Oh it is much more exciting and I think another key reason is because in physiology, and neuroscience,
you're in control essentially of everything all the way through from thinking about the experiment,
through to designing the experiment itself, to the equipment and to even doing the experiment so
very often you can think of an important experiment in the morning,
and you might actually know, with a bit of luck, what the answer is by the end of the day, and that's sort of exticment...exciting.
It's very different from the world of high-energy physics where you might have to wait decades to know what the outcome of the experiment actually was.
The challenges in auditory neuroscience? Well, there's a big one,
which at the moment nobody actually knows what is the molecule that converts sound into an electrical signal;
we don't know the trasnduction channel.
And there's a lot of labs looking for that one but they haven't found it...yet. There may be several channels, of course.

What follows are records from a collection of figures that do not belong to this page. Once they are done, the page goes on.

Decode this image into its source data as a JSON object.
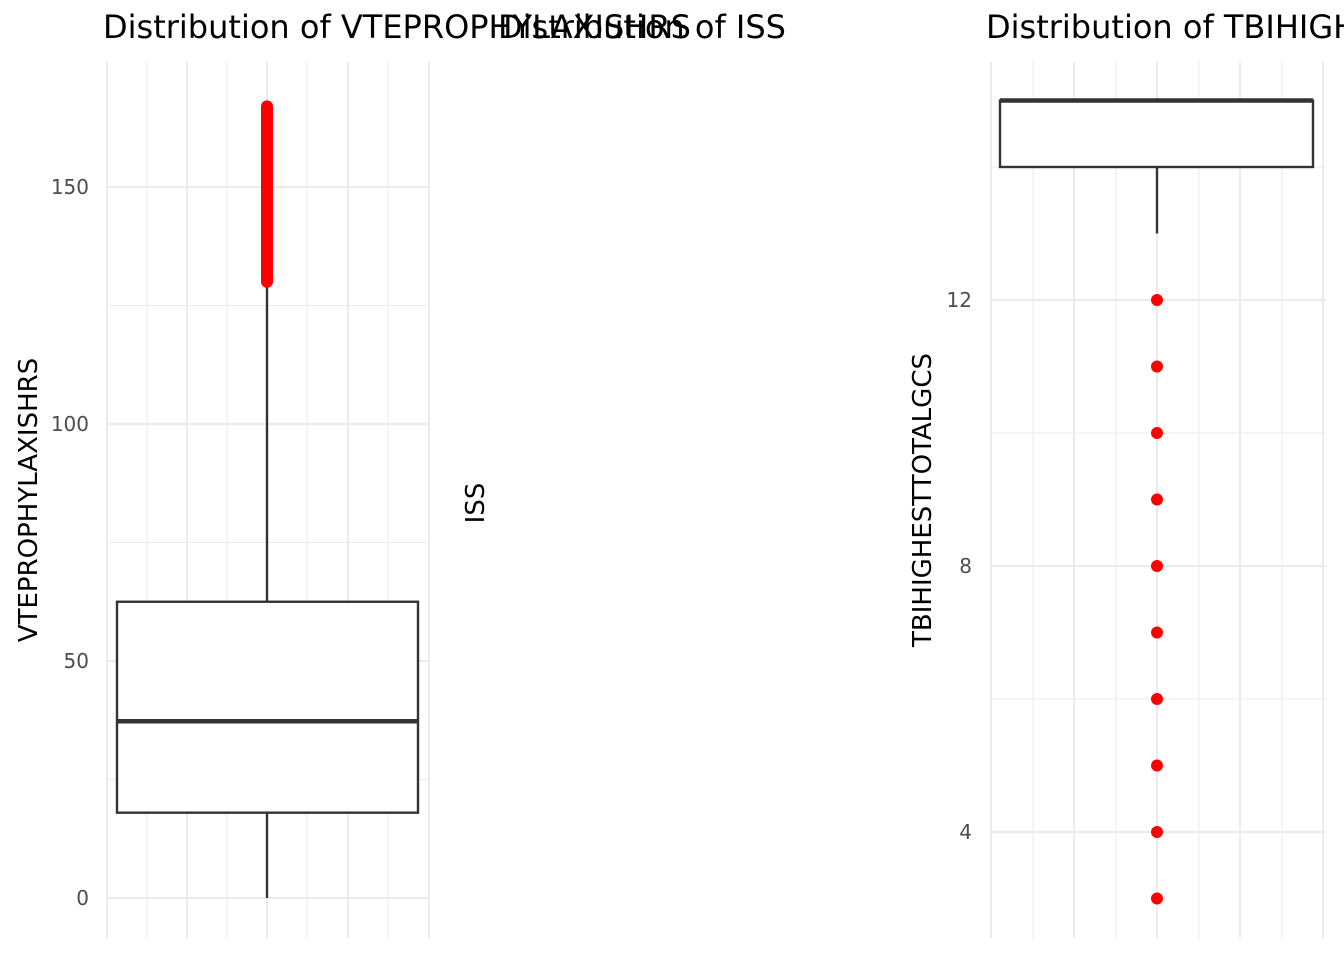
{
  "chart_data": [
    {
      "type": "boxplot",
      "title": "Distribution of VTEPROPHYLAXISHRS",
      "xlabel": "",
      "ylabel": "VTEPROPHYLAXISHRS",
      "ylim": [
        0,
        168
      ],
      "yticks": [
        0,
        50,
        100,
        150
      ],
      "y_minor": [
        25,
        75,
        125
      ],
      "box": {
        "whisker_low": 0,
        "q1": 18,
        "median": 37.3,
        "q3": 62.5,
        "whisker_high": 129.7
      },
      "outlier_range": [
        130,
        167
      ],
      "outlier_color": "#ff0000",
      "grid": true
    },
    {
      "type": "boxplot",
      "title": "Distribution of ISS",
      "xlabel": "",
      "ylabel": "ISS",
      "grid": false
    },
    {
      "type": "boxplot",
      "title": "Distribution of TBIHIGHESTTOTALGCS",
      "xlabel": "",
      "ylabel": "TBIHIGHESTTOTALGCS",
      "ylim": [
        2.5,
        15.5
      ],
      "yticks": [
        4,
        8,
        12
      ],
      "y_minor": [
        6,
        10,
        14
      ],
      "box": {
        "whisker_low": 13,
        "q1": 14,
        "median": 15,
        "q3": 15,
        "whisker_high": 15
      },
      "outliers": [
        3,
        4,
        5,
        6,
        7,
        8,
        9,
        10,
        11,
        12
      ],
      "outlier_color": "#ff0000",
      "grid": true
    }
  ]
}
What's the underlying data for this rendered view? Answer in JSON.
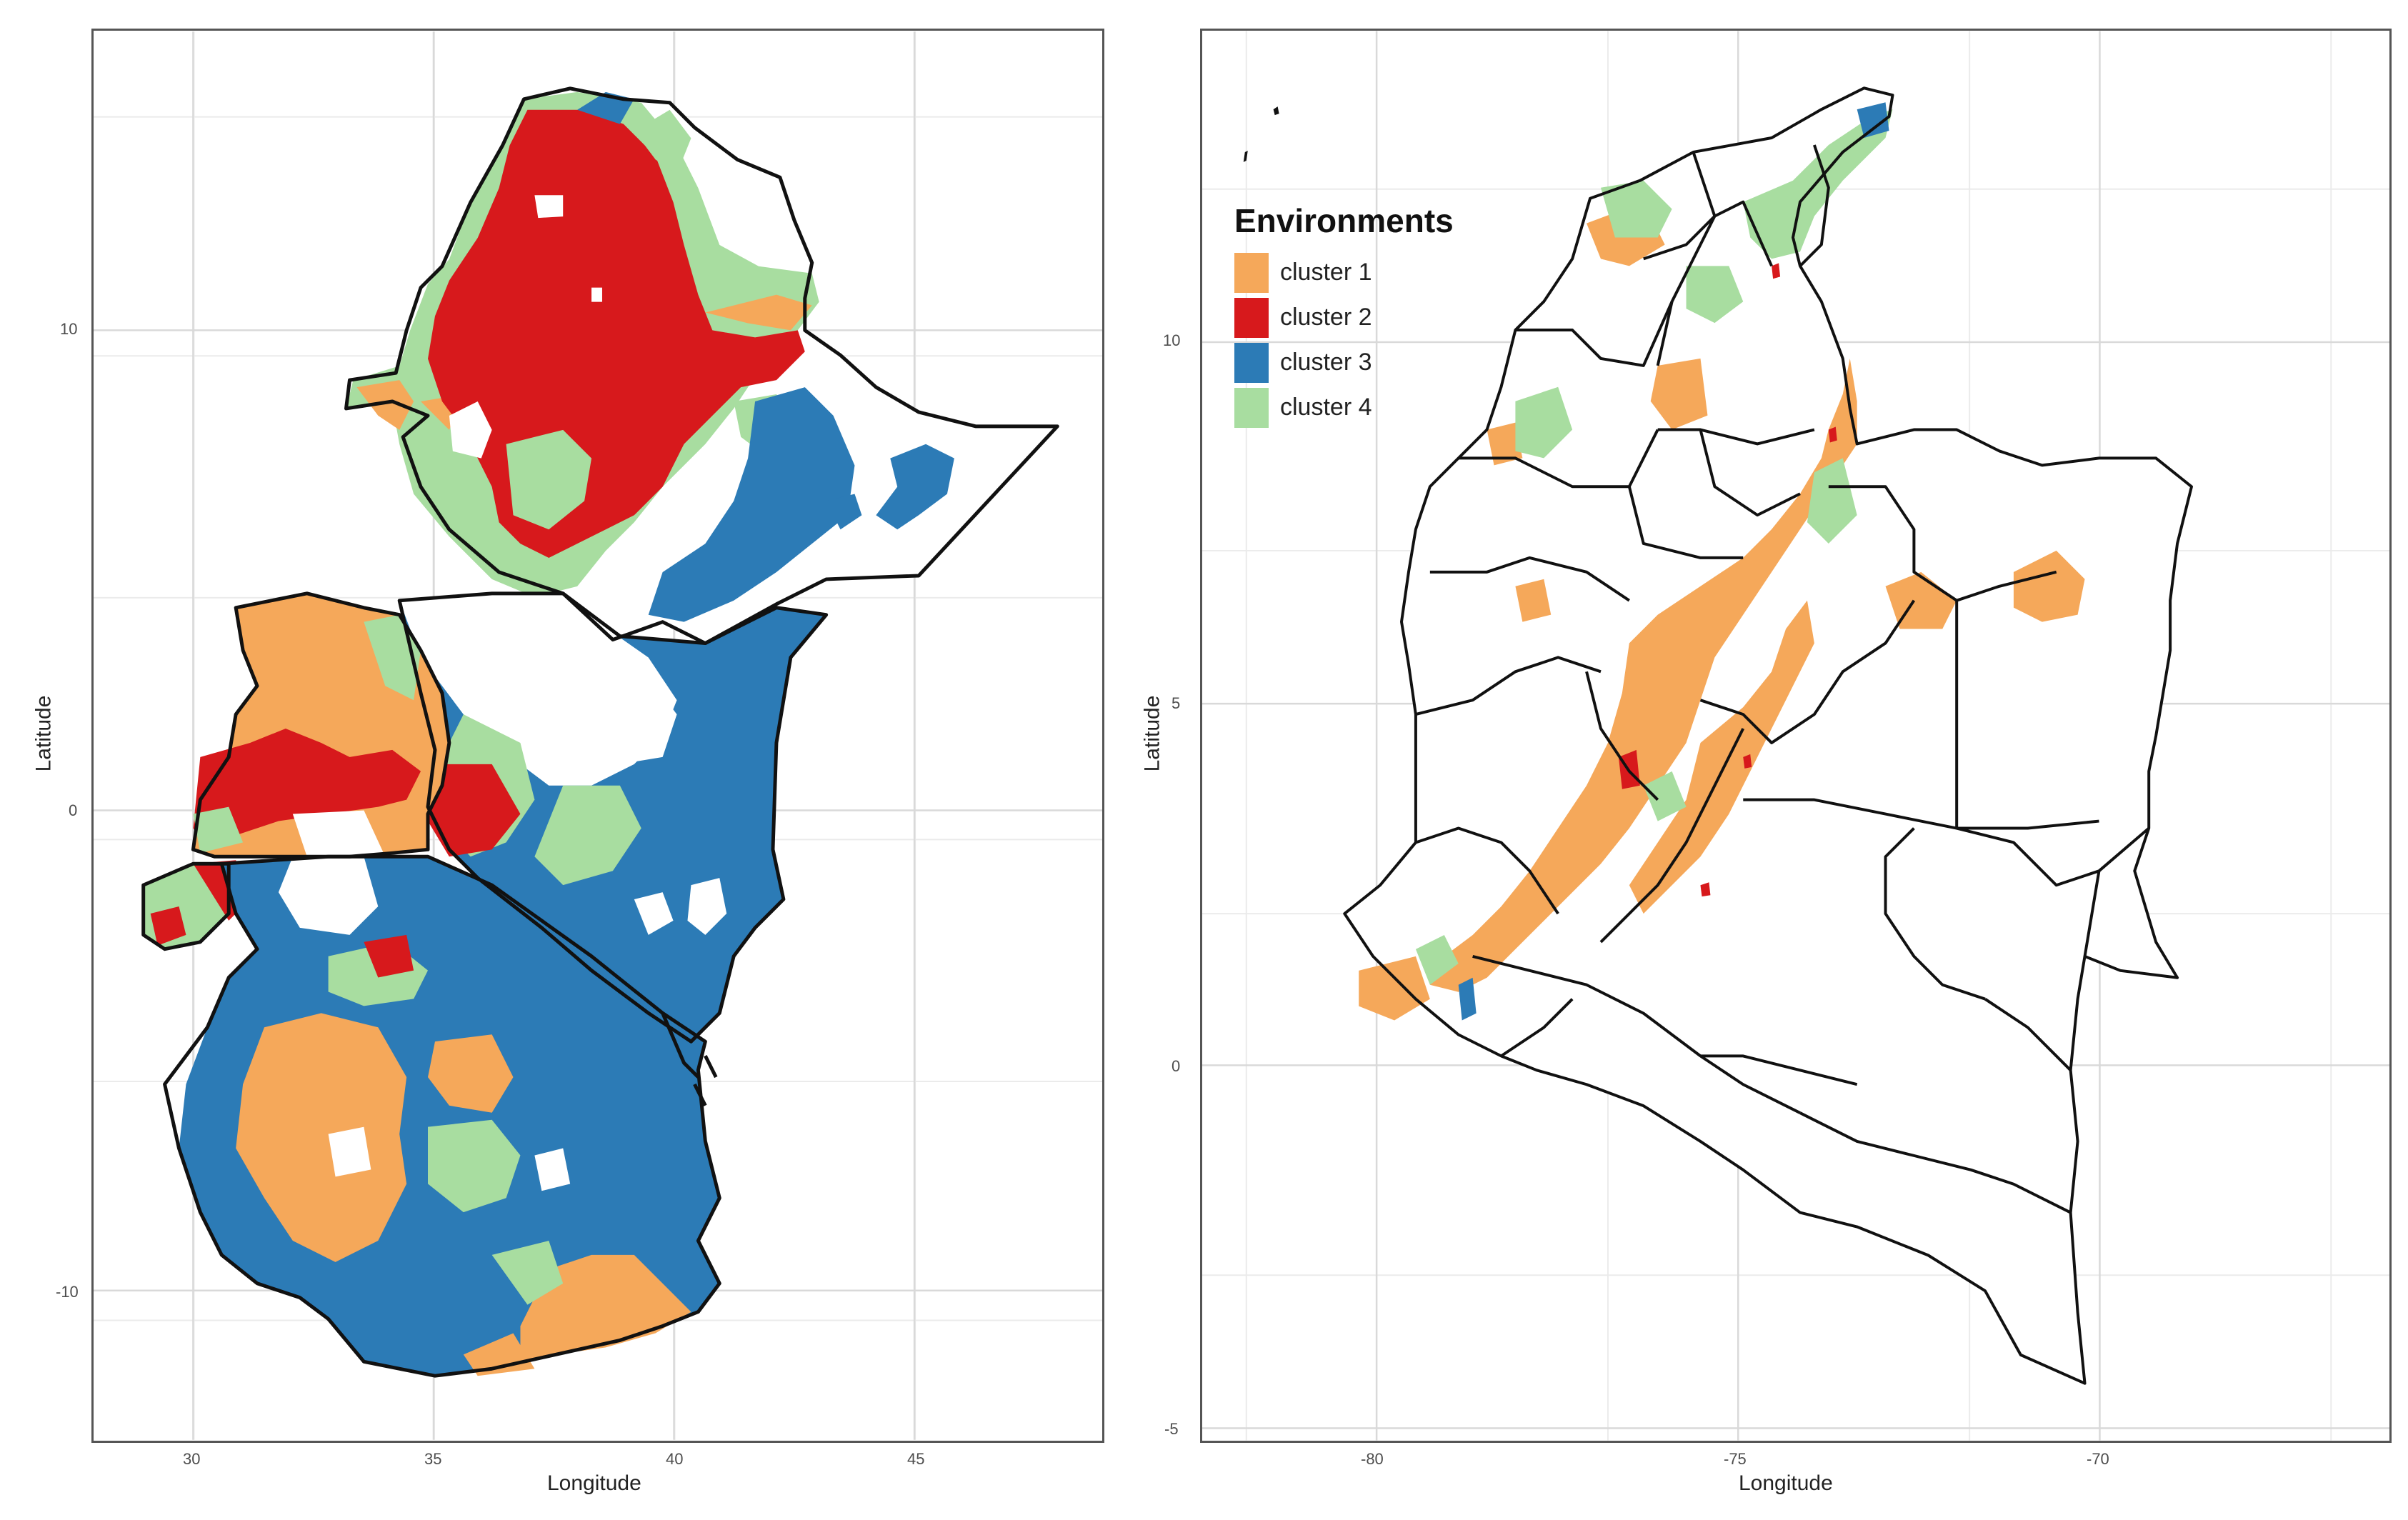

And then the other problems then concern what the brain is actually doing with that information.
So there's been a huge amount of interest in thinking about everything from early processing of sound signals,
up to more complex tasks, such as how does speech recognition work.
And trying to link essentially the networks of neurons that you find in the brain and the brainstem
to those rather more complicated perceptual tasks.
Physiology is a very interesting but demanding discipline to study.
It's interesting because it covers almost everything we want to know about how animals, and ourselves, actually work.
It's very demanding because very often you can't understand how the individual parts work unless you put them into context.
And so therefore you need to spread your knowledge around many different topics before you have an overall grasp.
And so my advice really is if you're an up-and-coming physiologist is just to keep your eyes open,
don't just focus on your particular narrow field but do have a look into adjacent fields in physiology from time to time
because there's all sorts of wonderful things happening.
For example, in my own work,
rather reluctantly I find myself having to teach the kidney to medical students and it turns out that
some of the structures in the kidney, some of the molecules in the kidney turn out to be absolutely critical for our understanding of how the cells in the ear work.
So there's huge amounts of cross fertilization that happens between all these different fields even within physiology.